This year’s CVPR conference featured over two thousand papers. We parsed these papers to find some of the emerging themes in the computer vision field, and discovered three standout trends.

Transformers gain traction over CNNS

When transformers first entered the AI space in 2017, they were used primarily for language translation use cases, but they were soon adapted for multiple NLP tasks. In 2020, the paper An image is worth 16x16 words introduced vision transformers, and in 2021, a vision transformer was shown to be better than CNNs at image classification. CVPR 2022 introduced more work on vision transformers.

Scaling Vision Transformers is a study from the same group at Google Brain that introduced vision transformers in 2020. This work trains a transformer with two billion parameters, getting 90.45% top-1 accuracy on ImageNet and performing exceptionally well on few-shot transfer learning. Other papers like Deformable Video Transformer and Voxel Set Transformer: A Set-to-Set Approach to 3D Object Detection from Point Clouds introduce transformers to new modalities in computer vision such as video and 3D data.

Neural radiance fields (NeRFs) take over 3D rendering

Neural Radiance Fields, or NeRFs, were introduced in 2020. At CVPR 2022, there were over 50 papers on radiance fields, and NeRFs now represent a valuable technique for anyone interested in volume rendering, view synthesis, and the state of the art in 3D rendering in general.

NeRF in the Wild shows how radiance fields can be used to create 3D representations using only unstructured datasets of in-the-wild photographs. The paper shows how this technique can even be used to capture varied lighting and transient occlusions. D-NeRF: Neural Radiance Fields for Dynamic Scenes introduces a variance on the NeRF technique that enables an algorithm to create 3D representations of scenes from photographs that show movement, rather than just static objects.

Transfer learning becomes a canonical technique

Several papers at CVPR 2022 show that transfer learning — the practice of taking a model trained on a broader or similar use case to the task at hand and fine-tuning it for one’s requirements — is a successful technique for computer vision cases. A paper evaluating both CNNs and transformers trained via transfer learning shows that transformers carried high performance from ImageNet classification into downstream tasks better than a similar CNN. Robust Fine-Tuning of Zero-Shot Models introduces a simple and effective method for improving robustness during the fine-tuning process: assembling the weights of the zero-shot and fine-tuned models.

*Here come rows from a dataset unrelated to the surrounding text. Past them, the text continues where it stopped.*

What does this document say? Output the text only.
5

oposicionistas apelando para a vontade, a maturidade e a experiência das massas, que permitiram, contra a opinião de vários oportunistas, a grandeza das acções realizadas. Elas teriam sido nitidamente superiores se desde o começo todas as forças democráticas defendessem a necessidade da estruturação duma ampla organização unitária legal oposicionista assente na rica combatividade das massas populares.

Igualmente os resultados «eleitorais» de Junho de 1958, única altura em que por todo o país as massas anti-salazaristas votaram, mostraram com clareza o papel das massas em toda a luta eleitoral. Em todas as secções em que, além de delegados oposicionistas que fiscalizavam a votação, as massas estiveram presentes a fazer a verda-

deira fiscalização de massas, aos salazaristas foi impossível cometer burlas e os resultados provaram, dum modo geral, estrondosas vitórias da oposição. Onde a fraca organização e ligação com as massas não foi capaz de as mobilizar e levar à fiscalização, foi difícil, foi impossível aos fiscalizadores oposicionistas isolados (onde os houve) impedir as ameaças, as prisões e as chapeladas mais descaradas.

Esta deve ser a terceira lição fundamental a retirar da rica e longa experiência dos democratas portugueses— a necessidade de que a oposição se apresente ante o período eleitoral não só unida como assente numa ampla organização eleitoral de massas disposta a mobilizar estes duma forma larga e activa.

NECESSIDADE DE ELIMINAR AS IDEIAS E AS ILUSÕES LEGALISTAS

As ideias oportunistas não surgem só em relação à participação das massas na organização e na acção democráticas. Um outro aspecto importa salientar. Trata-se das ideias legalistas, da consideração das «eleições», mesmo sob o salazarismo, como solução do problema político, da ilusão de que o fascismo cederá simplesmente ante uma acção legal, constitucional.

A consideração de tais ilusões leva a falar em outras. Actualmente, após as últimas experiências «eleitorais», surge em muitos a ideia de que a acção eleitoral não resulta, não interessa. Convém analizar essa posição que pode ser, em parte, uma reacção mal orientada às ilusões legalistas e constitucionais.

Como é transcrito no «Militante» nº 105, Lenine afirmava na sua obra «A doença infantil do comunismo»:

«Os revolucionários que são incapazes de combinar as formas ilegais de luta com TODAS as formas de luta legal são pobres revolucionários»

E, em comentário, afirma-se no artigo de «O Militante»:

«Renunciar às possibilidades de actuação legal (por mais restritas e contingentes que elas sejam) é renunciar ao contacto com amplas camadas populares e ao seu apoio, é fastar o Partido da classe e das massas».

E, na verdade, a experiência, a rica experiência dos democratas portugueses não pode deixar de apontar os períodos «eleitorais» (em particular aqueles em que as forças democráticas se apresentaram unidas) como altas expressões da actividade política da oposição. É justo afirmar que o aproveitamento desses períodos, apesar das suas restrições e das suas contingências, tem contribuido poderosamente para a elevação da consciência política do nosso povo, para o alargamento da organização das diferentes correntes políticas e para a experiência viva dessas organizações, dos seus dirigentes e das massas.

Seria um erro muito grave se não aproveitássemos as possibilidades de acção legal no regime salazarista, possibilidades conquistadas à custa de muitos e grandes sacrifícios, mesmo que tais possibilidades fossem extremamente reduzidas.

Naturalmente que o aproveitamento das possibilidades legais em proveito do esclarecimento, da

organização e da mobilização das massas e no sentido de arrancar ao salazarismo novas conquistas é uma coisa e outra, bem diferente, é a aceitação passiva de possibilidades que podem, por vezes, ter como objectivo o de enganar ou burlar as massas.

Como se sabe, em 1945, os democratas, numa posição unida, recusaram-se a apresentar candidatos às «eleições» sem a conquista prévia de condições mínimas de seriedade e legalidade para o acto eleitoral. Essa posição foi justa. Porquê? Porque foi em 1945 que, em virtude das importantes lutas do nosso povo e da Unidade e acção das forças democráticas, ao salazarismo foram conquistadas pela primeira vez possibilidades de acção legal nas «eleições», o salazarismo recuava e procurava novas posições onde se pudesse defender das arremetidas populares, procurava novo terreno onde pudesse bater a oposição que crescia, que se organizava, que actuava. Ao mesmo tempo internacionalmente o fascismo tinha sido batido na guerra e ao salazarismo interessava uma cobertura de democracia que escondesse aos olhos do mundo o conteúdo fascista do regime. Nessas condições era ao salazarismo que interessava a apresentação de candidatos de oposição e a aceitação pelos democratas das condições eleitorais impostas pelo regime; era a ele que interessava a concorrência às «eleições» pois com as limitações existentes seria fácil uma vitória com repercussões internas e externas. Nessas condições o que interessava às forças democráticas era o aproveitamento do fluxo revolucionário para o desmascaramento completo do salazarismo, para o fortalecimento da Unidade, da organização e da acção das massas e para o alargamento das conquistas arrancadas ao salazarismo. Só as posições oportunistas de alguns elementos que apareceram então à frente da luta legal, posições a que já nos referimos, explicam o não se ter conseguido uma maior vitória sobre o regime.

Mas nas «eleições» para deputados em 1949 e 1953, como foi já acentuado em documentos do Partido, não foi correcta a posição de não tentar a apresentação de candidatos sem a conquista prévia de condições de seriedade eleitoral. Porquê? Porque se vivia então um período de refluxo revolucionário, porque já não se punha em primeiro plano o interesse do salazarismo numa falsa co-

Other papers worth noting from CVPR 2022 include:

  • Pointly-Supervised Instance Segmentation: This paper shows how to get to 94-98% of the fully supervised performance of mask R-CNN by annotating only a bounding box and ten random points with in/out labels instead of drawing the whole mask. This approach has the potential of introducing significant savings in labeling time and cost for segmentation problems.
  • Estimating Example Difficulty using Variance of Gradients: This study compares gradients between different epochs in a training pass to find “difficult” examples in a training set — examples that are noisy during neural network convergence. By looking at what different images do in subsequent snapshots, ML engineers can figure out which ones will be trivial representatives of a class and which ones will be closer to corner cases.
  • Hierarchical Nearest Neighbor Graph Embedding for Efficient Dimensionality Reduction: This paper introduces H-NNE, a new dimensionality reduction method. The study shows that it takes less than six minutes to project over a million embeddings. The resulting projects could be an alternative to methods like t-SNE or UMAP, with performance over an order of magnitude better.

We enjoyed meeting with customers, partners, and AI practitioners at CVPR 2022, and look forward to supporting their endeavors to build better, faster computer vision AI.